The pilot's storyline was robust and relatively complex where it should have been lighthearted and fun, as I don't enjoy comedies that play things straight 70% of the time. Creator/writer Matt Nix (Burn Notice) doesn't have a background in comedy (or a filmography pre-Burn), which may explain why this felt like a standard police drama with sporadic comedy elements and wry dialogue sewn in. The only thing that made me laugh consistently was guest-star Andrew Divoff as a suave Mexican assassin ("the second best in the world") with a pencil moustache and heavy accent, who was so entertaining I started imagining how much funnier a comedy based on his character would be. The Bad Guy?

Overall, The Good Guys is a sore disappointment if you go in expecting a retro slice of buddy cop hilarity and action-packed fun. It's a lame duck with a comedy-to-drama imbalance that forgets to ensure its leads are engaging people with chemistry to draw you back for more. Little wonder it's debuting in the slow summer months and scheduled to partner Human Target in Fox's Friday night "death-slot" later this year.

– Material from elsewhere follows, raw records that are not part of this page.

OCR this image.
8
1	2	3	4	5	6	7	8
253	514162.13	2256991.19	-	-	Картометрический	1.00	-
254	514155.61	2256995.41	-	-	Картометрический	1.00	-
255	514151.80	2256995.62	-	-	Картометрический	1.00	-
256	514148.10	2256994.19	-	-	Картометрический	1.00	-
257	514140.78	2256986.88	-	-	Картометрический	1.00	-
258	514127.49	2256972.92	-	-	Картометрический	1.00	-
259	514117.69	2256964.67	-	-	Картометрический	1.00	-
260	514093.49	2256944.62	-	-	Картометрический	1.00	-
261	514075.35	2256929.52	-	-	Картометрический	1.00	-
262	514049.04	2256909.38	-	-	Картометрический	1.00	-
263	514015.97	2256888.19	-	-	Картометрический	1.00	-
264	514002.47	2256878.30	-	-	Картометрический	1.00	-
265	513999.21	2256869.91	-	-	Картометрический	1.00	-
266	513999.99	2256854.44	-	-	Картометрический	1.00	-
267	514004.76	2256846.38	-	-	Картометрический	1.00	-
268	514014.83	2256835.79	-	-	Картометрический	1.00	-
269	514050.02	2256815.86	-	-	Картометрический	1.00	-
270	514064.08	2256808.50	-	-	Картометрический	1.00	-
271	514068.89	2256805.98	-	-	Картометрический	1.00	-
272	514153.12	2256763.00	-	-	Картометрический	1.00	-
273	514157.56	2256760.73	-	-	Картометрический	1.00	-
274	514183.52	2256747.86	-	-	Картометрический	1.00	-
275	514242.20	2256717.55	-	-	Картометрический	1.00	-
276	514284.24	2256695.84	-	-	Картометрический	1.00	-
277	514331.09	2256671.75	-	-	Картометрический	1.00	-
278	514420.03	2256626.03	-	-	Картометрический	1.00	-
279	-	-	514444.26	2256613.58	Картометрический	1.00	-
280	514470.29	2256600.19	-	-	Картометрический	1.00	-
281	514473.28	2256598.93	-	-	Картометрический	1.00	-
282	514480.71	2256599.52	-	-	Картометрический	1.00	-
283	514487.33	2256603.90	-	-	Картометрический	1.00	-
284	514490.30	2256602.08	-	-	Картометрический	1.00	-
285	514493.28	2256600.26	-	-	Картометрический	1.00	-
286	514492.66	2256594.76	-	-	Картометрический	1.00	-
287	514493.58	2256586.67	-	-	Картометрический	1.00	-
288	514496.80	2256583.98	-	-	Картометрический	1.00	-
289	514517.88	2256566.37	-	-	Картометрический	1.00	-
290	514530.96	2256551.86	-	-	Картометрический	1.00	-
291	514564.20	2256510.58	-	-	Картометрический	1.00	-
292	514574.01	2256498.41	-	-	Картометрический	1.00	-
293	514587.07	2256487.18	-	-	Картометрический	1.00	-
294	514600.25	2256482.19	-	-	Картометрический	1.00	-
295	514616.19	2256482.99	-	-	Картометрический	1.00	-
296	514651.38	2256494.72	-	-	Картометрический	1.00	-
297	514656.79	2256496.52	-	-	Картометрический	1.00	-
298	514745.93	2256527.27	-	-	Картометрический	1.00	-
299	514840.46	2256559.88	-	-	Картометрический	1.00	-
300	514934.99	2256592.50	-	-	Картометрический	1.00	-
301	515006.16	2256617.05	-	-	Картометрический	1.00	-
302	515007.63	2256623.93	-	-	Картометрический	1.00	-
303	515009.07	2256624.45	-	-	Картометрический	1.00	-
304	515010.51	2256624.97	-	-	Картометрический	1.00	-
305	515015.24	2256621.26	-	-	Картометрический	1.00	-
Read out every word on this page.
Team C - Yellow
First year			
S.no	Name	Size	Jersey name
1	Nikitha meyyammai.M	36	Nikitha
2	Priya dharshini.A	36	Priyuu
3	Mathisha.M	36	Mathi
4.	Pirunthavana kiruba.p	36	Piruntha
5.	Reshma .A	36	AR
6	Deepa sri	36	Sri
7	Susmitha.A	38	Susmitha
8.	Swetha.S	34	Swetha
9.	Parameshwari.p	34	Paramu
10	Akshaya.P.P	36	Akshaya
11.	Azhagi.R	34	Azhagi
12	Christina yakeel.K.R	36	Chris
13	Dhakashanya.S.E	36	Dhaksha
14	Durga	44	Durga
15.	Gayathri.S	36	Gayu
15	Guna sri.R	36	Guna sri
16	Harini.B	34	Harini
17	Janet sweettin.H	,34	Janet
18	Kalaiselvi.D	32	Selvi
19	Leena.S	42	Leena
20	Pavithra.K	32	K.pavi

As with all pilots, there's certainly time for things to improve, but there was nothing here to suggest it'll be worth sticking with. Even if Whitford and Hanks were hilarious together (which they're not -- yet), I'm not sure the buddy cop genre's something I want to catch every week on television.

Asides
  • Who decided it would be a great idea to accompany every location legend with a really loud gunshot noise? It's really not.
  • Colin Hanks' similarities to his father are obvious, but it's actually quite unnerving how he's a dead ringer for Toy Story's Woody.